The recent (and sustaining) return of the poncho/scarf/wrap to women's fashion didn't begin with the elite designers and a good marketing scheme, but with the booming number of knitters who long to create useful, beautiful things with all of the amazing yarns now available to us. We love yarn passionately, so how could we not wrap ourselves up in the stuff given the chance? How gratifying to see fashion bending to the desires of the wearers instead of the more typical "slave to fashion" mindset!
"Ponchos and Wraps" from the XRX "knitters's dozen" series is a terrific entry into the current trend. The patterns inspire rather than intimidate. By providing patterns with several interpretations, I feel encouraged to experiment with yarns, colors, needles, length, widths, etc. The styles have quite a range, and the presentation made me believe that wearers of any age and size could adapt them to their own taste. Of the 22 patterns and respective variations , I find myself wanting to make nearly half of them. Whether you want to accent an evening gown or throw something over your t-shirt and jeans, this book provides ideas for both and everything between.

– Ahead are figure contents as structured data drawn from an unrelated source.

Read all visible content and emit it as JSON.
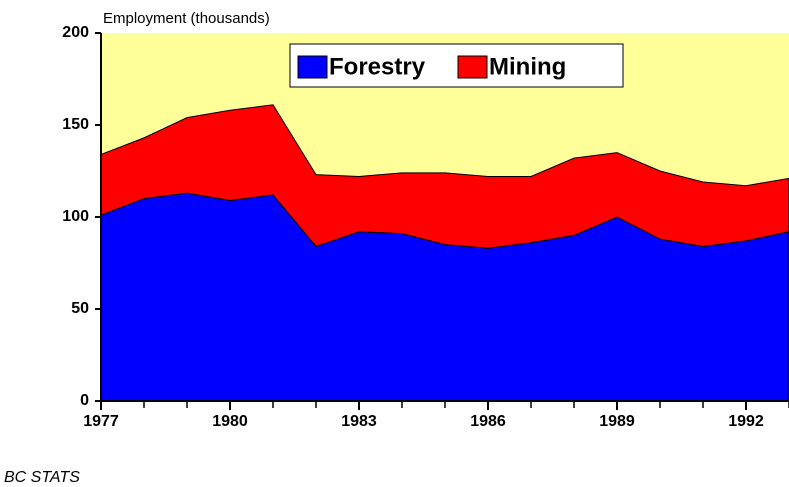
{
  "chart_data": {
    "type": "stacked_area",
    "title": "Employment (thousands)",
    "footer": "BC STATS",
    "x": [
      1977,
      1978,
      1979,
      1980,
      1981,
      1982,
      1983,
      1984,
      1985,
      1986,
      1987,
      1988,
      1989,
      1990,
      1991,
      1992,
      1993
    ],
    "series": [
      {
        "name": "Forestry",
        "color": "#0000ff",
        "values": [
          101,
          110,
          113,
          109,
          112,
          84,
          92,
          91,
          85,
          83,
          86,
          90,
          100,
          88,
          84,
          87,
          92
        ]
      },
      {
        "name": "Mining",
        "color": "#ff0000",
        "values": [
          33,
          33,
          41,
          49,
          49,
          39,
          30,
          33,
          39,
          39,
          36,
          42,
          35,
          37,
          35,
          30,
          29
        ]
      }
    ],
    "background": "#ffff99",
    "xlim": [
      1977,
      1993
    ],
    "xticks": [
      1977,
      1980,
      1983,
      1986,
      1989,
      1992
    ],
    "ylim": [
      0,
      200
    ],
    "yticks": [
      0,
      50,
      100,
      150,
      200
    ],
    "legend": "top"
  }
}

I was enamored with the ridiculously simple "waterfall" stoles and scarves (I smacked my forehead with a "Why didn't I think of that?!") as soon as I saw how it was done (what a thrill to drop a stitch on purpose for the entire length of a project!). The cabled capelet won me over as an alternative to my many cardigans. There are several variations on the mitered square that make my fingers itch to experiment with color and texture (Noro, anyone?), and the "All Seasons" poncho will look great with my jeans and khakis. I've never done entrelac before, but I think the shrug is an ideal first project (it's merely a modified rectangle). If you like lace, there is a terrific interpretation of EZ's classic "Pi" shawl which becomes a graceful and warm "coat" of sorts. It's really beautiful. There are even some ideas for weaving to add texture to your work.
In all, there are about 9 versions of the poncho, 5 capes/capelets (a nice diversity there), about 7 wraps/stoles, and the simple shrug mentioned above. Lace, weaving, mitered squares, variety in styles, and the directions are concise and clear; add all of these things to the large number of projects and it's well worth the moderate cost.